En effet, la demande en abonnements découvertes a doublé pendant le confinement. En parallèle, nous avons connu une croissance très importante des ventes ici à la ferme. Elles ont explosé puis sont retombées ensuite. Dans le cas des abonnements, la demande reste élevée, mais elle s’est normalisée. Nous nous rapprochons de la situation avant-confinement. Un changement véritable est un travail de longue haleine.
Tout à l’heure, il était question au téléphone d’un véhicule d’arrosage. Le thème de l’arrosage était-il aussi présent il y a 25 ans lorsque vous avez commencé ici?
Je constate une intensification en matière d’arrosage par rapport à autrefois. Avec des répercussions positives sur le rendement. Un simple exemple de calcul: si j’augmente mon rendement de 30 % en utilisant 10 % d’eau en plus, le recours à l’eau était sans doute judicieux. Si, dans de telles conditions météorologiques, je n’arrose pas les légumes, les pertes sont totales en règle générale. Impossible donc sans arrosage.
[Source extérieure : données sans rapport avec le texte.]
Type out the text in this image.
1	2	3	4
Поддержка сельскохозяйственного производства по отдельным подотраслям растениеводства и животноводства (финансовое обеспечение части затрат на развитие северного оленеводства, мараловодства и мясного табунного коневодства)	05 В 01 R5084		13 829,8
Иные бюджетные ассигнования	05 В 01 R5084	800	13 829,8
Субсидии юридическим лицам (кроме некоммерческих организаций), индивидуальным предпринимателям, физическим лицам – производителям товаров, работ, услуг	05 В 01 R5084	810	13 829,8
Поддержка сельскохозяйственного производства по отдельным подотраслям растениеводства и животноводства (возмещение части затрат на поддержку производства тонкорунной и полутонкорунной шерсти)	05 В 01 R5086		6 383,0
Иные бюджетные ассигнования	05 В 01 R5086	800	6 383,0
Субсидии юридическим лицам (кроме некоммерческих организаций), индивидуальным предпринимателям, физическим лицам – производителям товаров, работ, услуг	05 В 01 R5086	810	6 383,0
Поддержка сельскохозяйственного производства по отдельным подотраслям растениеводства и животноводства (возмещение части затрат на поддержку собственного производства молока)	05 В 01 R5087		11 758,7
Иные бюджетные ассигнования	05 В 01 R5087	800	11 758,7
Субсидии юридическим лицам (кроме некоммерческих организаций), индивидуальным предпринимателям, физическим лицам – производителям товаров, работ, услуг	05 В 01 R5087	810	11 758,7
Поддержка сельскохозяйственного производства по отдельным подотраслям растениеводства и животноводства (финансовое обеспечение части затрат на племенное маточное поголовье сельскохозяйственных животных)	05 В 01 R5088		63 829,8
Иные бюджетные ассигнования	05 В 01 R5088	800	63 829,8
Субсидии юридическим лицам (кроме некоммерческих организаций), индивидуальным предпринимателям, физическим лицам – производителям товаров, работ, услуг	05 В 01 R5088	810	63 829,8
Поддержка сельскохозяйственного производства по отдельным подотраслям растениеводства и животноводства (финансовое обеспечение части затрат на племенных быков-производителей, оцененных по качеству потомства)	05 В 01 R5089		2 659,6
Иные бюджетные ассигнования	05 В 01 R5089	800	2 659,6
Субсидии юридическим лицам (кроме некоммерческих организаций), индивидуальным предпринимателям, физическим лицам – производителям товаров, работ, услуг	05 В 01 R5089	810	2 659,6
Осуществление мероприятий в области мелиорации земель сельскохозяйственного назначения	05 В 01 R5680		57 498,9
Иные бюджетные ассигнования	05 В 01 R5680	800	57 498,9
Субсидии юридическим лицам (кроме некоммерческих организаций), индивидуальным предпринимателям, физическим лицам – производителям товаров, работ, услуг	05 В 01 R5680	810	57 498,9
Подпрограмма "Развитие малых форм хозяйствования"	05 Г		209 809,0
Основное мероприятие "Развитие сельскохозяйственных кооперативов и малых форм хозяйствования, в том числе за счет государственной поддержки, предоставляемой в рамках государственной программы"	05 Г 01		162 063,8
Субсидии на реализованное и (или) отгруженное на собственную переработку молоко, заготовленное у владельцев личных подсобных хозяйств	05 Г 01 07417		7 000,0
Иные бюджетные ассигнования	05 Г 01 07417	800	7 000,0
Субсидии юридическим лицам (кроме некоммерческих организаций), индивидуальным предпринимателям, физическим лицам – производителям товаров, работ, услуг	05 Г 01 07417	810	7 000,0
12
L’arrosage est donc un aspect de la responsabilité que vous avez à assumer en tant qu’agriculteur?
Absolument. Mais là aussi, nous partageons la responsabilité avec les consommateurs. Ils souhaitent eux aussi avoir quelque chose dans leur assiette à l’avenir. Et si nous pensons au château d’eau qu’est la Suisse, il serait peut-être même plus judicieux de produire la salade ici au lieu de l’importer de régions plus sèches.
Ressentez-vous certaines limites à la solidarité?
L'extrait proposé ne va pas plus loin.